To illustrate why the perception is otherwise, Diamond also deconstructed the
infamous McDonald’s case. Stella Liebeck, the plaintiff in the real, headline-making
case, sued because the coffee that spilled in her laps was too hot. She got millions,
but most media accounts failed to tell all the critical facts that influenced
the verdict, according to Diamond.
The 79-year-old Liebeck was a passenger in her adult grandson’s car, which
was parked by a curb in the McDonald’s parking lot. When she attempted
to remove the lid from the just purchased coffee, it spilled in her lap. The
scalding coffee caused third-degree burns, requiring hospitalization and skin
grafts and resulting in severe pain and partial disability for up to two years
following the accident. The disfigurement from the coffee was permanent.
McDonald’s had specified that coffee should be served between 180 and 190
degrees, and experts confirmed that liquids at that temperature can cause highly
painful and disfiguring third-degree burns. McDonald’s had not changed
the temperature of the coffee, despite more than 700 complaints about related
injuries throughout the previous decade. And on the eve of trial, McDonald’s
turned down the mediator’s recommended settlement of $225,000.

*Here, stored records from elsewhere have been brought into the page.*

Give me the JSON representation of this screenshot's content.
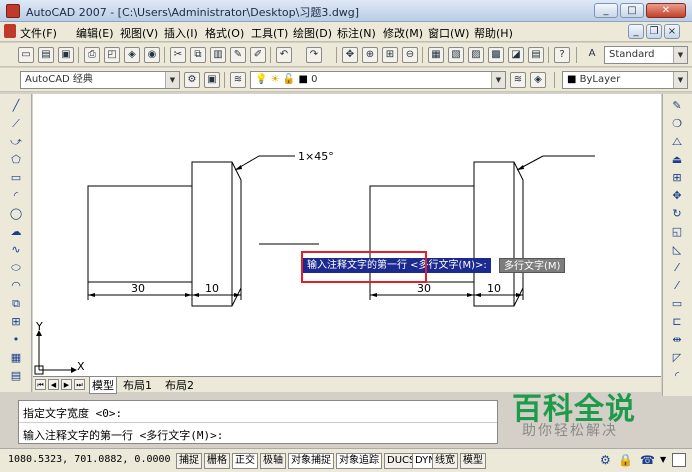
{
  "window": {
    "title": "AutoCAD 2007 - [C:\\Users\\Administrator\\Desktop\\习题3.dwg]",
    "min_label": "_",
    "max_label": "□",
    "close_label": "✕"
  },
  "menu": {
    "items": [
      "文件(F)",
      "编辑(E)",
      "视图(V)",
      "插入(I)",
      "格式(O)",
      "工具(T)",
      "绘图(D)",
      "标注(N)",
      "修改(M)",
      "窗口(W)",
      "帮助(H)"
    ]
  },
  "toolbar": {
    "text_style": "Standard",
    "workspace": "AutoCAD 经典",
    "layer": "0",
    "linetype": "ByLayer"
  },
  "drawing": {
    "chamfer_label": "1×45°",
    "dim_left_30": "30",
    "dim_left_10": "10",
    "dim_right_30": "30",
    "dim_right_10": "10",
    "ucs_y": "Y",
    "ucs_x": "X"
  },
  "tooltip": {
    "prompt": "输入注释文字的第一行 <多行文字(M)>:",
    "input_value": "多行文字(M)"
  },
  "tabs": {
    "items": [
      "模型",
      "布局1",
      "布局2"
    ]
  },
  "command": {
    "lines": [
      "指定文字宽度 <0>:",
      "输入注释文字的第一行 <多行文字(M)>:"
    ]
  },
  "status": {
    "coords": "1080.5323,  701.0882,  0.0000",
    "buttons": [
      "捕捉",
      "栅格",
      "正交",
      "极轴",
      "对象捕捉",
      "对象追踪",
      "DUCS",
      "DYN",
      "线宽",
      "模型"
    ]
  },
  "watermark": {
    "logo": "百科全说",
    "subtitle": "助你轻松解决"
  },
  "colors": {
    "tooltip_bg": "#1b2a8f",
    "highlight": "#e0202a",
    "watermark_green": "#1d9a4a"
  }
}
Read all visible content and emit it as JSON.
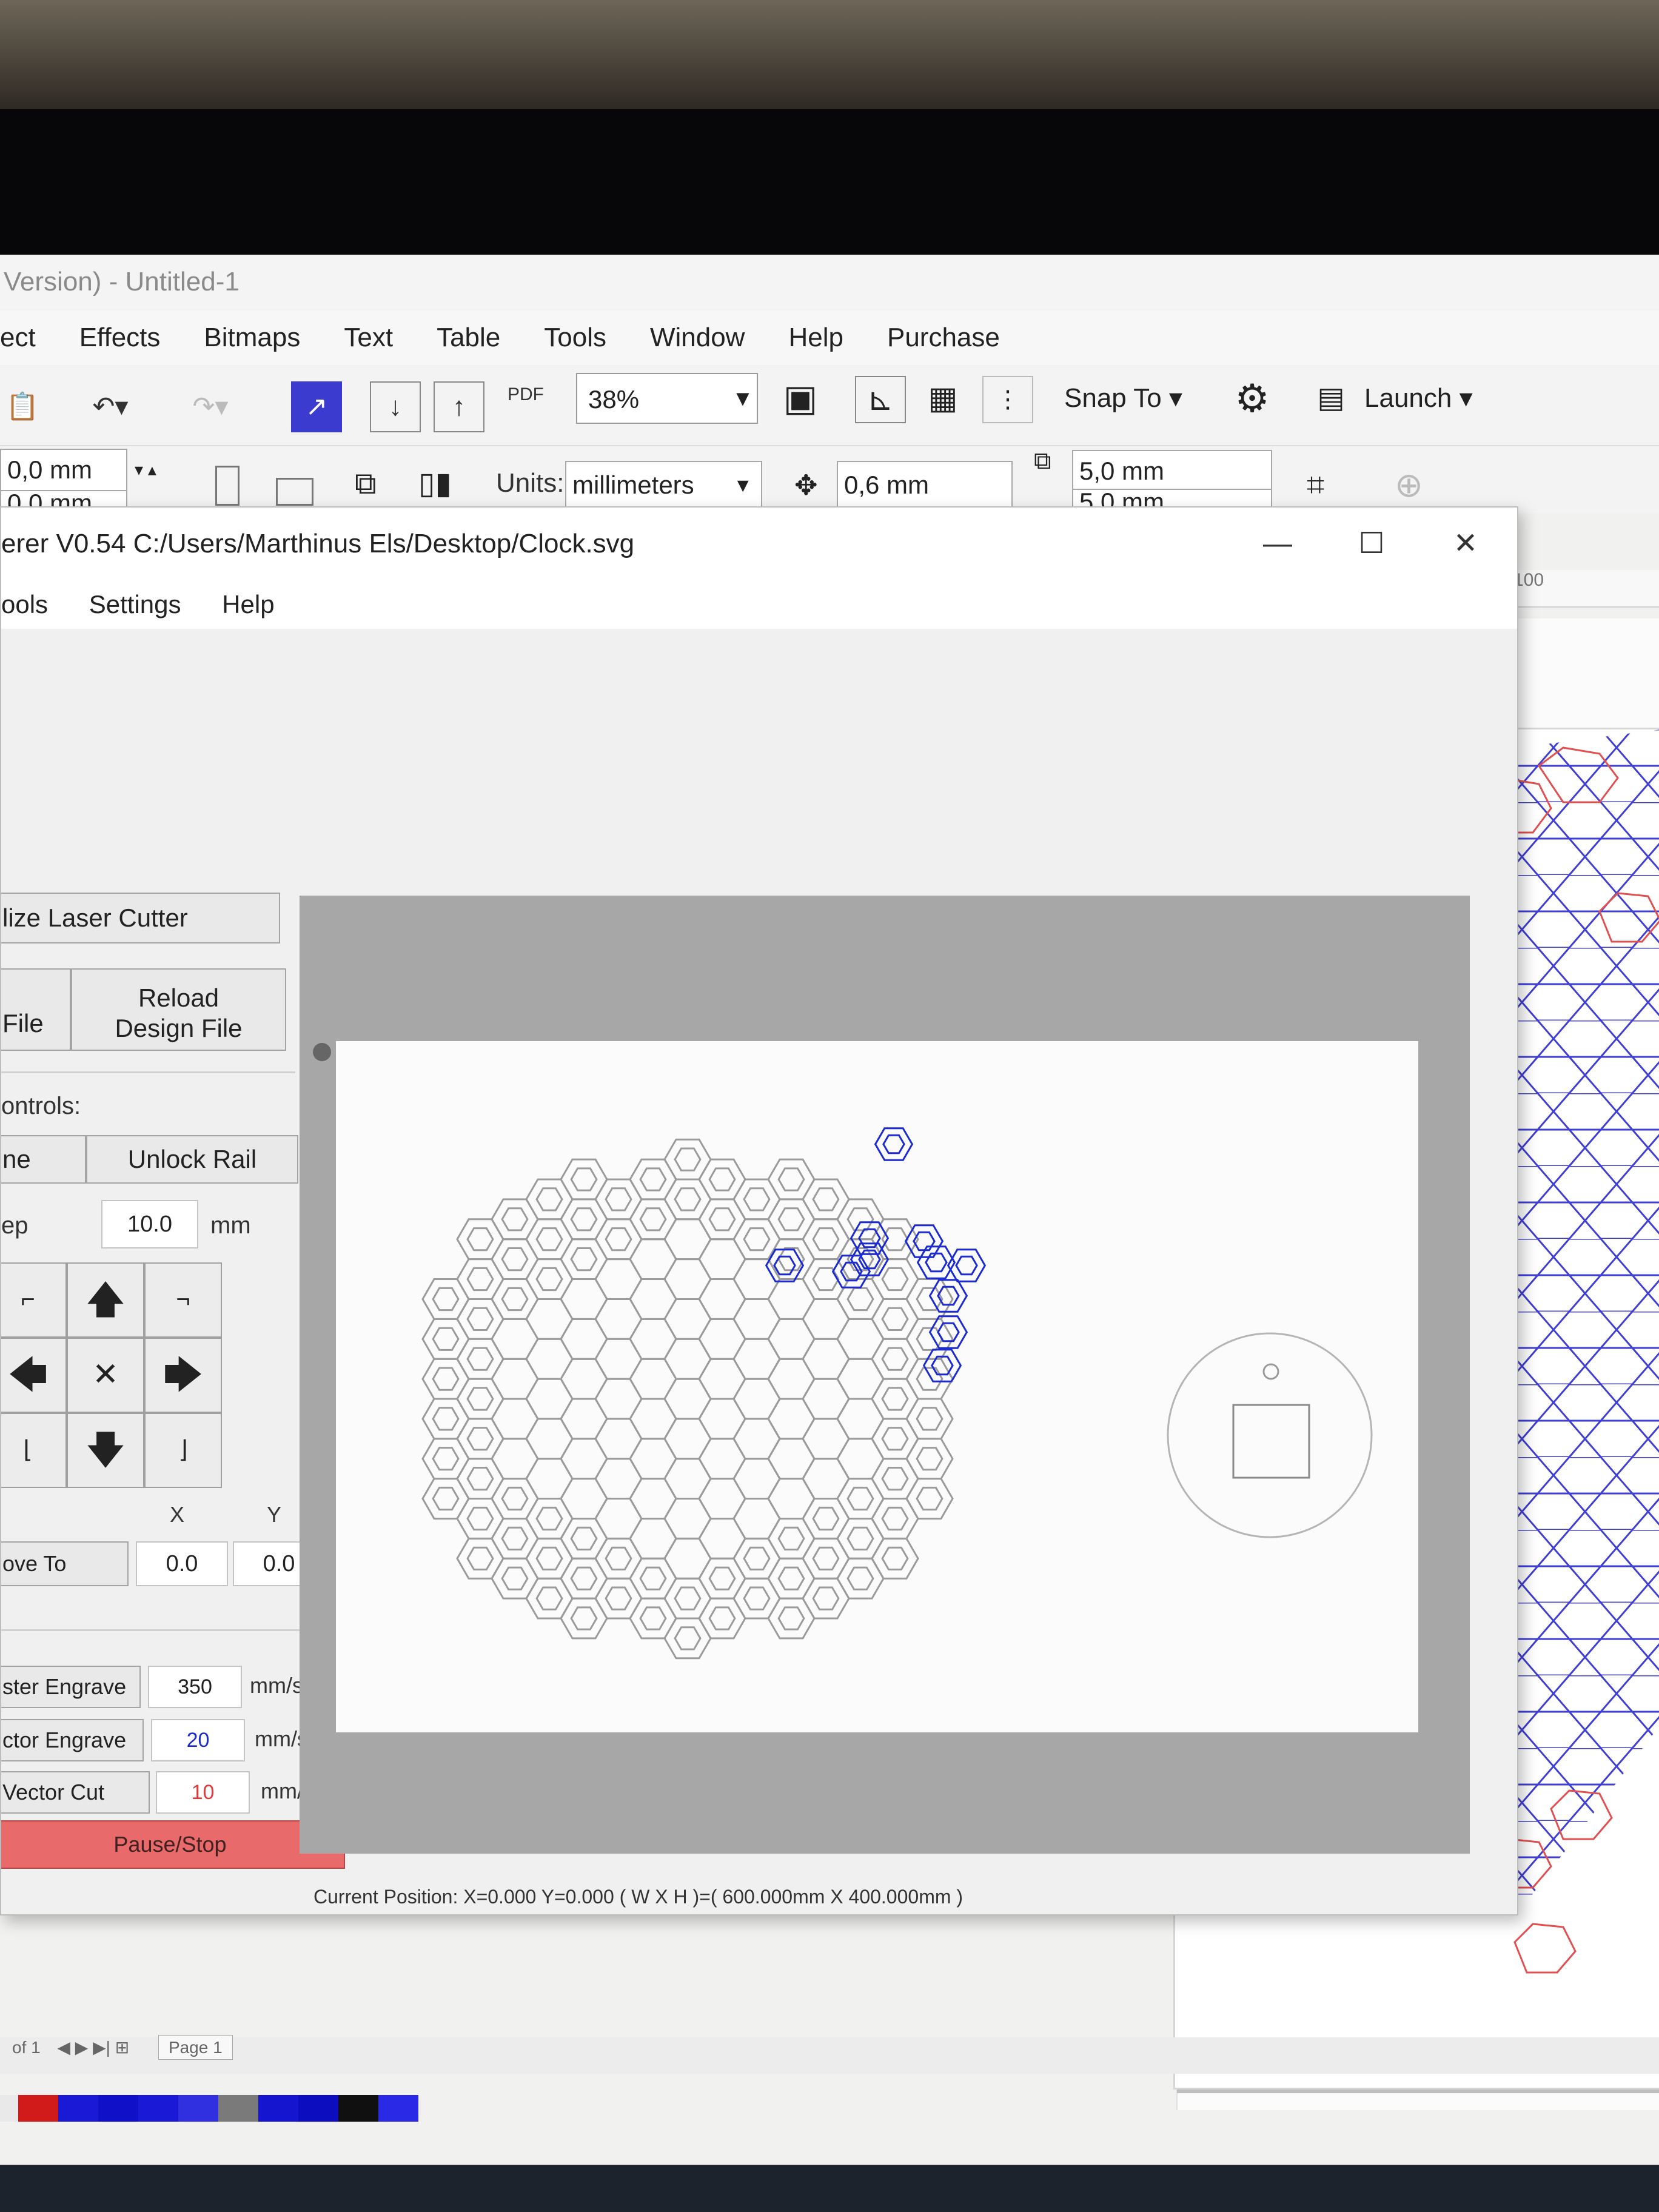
{
  "bg_app": {
    "title": "Version) - Untitled-1",
    "menu": [
      "ect",
      "Effects",
      "Bitmaps",
      "Text",
      "Table",
      "Tools",
      "Window",
      "Help",
      "Purchase"
    ],
    "toolbar": {
      "zoom": "38%",
      "pdf_label": "PDF",
      "snap_label": "Snap To",
      "launch_label": "Launch"
    },
    "propbar": {
      "pos_x": "0,0 mm",
      "pos_y": "0,0 mm",
      "units_label": "Units:",
      "units_value": "millimeters",
      "nudge": "0,6 mm",
      "dup_x": "5,0 mm",
      "dup_y": "5,0 mm"
    },
    "ruler_value": "100",
    "status": {
      "pages": "of 1",
      "page_tab": "Page 1"
    },
    "palette": [
      "#e9e9e9",
      "#d11a1a",
      "#1a1ad6",
      "#1010c8",
      "#1a1ad6",
      "#3030e0",
      "#7a7a7a",
      "#1515cf",
      "#0d0dc0",
      "#101010",
      "#2a2ae6"
    ]
  },
  "k40": {
    "title": "erer V0.54   C:/Users/Marthinus Els/Desktop/Clock.svg",
    "menu": [
      "ools",
      "Settings",
      "Help"
    ],
    "init_button": "lize Laser Cutter",
    "open_button": "File",
    "reload_button_line1": "Reload",
    "reload_button_line2": "Design File",
    "controls_label": "ontrols:",
    "home_button": "ne",
    "unlock_button": "Unlock Rail",
    "step_label": "ep",
    "step_value": "10.0",
    "step_unit": "mm",
    "x_label": "X",
    "y_label": "Y",
    "move_to_button": "ove To",
    "move_x": "0.0",
    "move_y": "0.0",
    "raster_button": "ster Engrave",
    "raster_speed": "350",
    "vector_engrave_button": "ctor Engrave",
    "vector_engrave_speed": "20",
    "vector_cut_button": "Vector Cut",
    "vector_cut_speed": "10",
    "speed_unit": "mm/s",
    "pause_button": "Pause/Stop",
    "status": "Current Position: X=0.000 Y=0.000    ( W X H )=( 600.000mm X 400.000mm )",
    "colors": {
      "pause": "#e86a6a",
      "engrave_blue": "#1c2bd0",
      "cut_red": "#e03a3a",
      "design_gray": "#9b9b9b"
    }
  }
}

Thus, though the McDonald’s case has become a widely cited example of frivolous
law suits, post-trial interviews indicated that the jurors, who initially thought
the case was a waste of time, became convinced that McDonald’s had callously
disregarded the danger of the hot coffee.
Diamond, who has a law degree from the University of Chicago and a Ph.D. in social
psychology from Northwestern, is analyzing a variety of jury behavior through
a reform in jury decision-making that allows jurors in Arizona to discuss evidence
among themselves during the trial -- rather than only during deliberations. The
project allowed cameras in the courts and provided the first opportunity to examine
a sample of jury deliberations in 50 civil cases directly.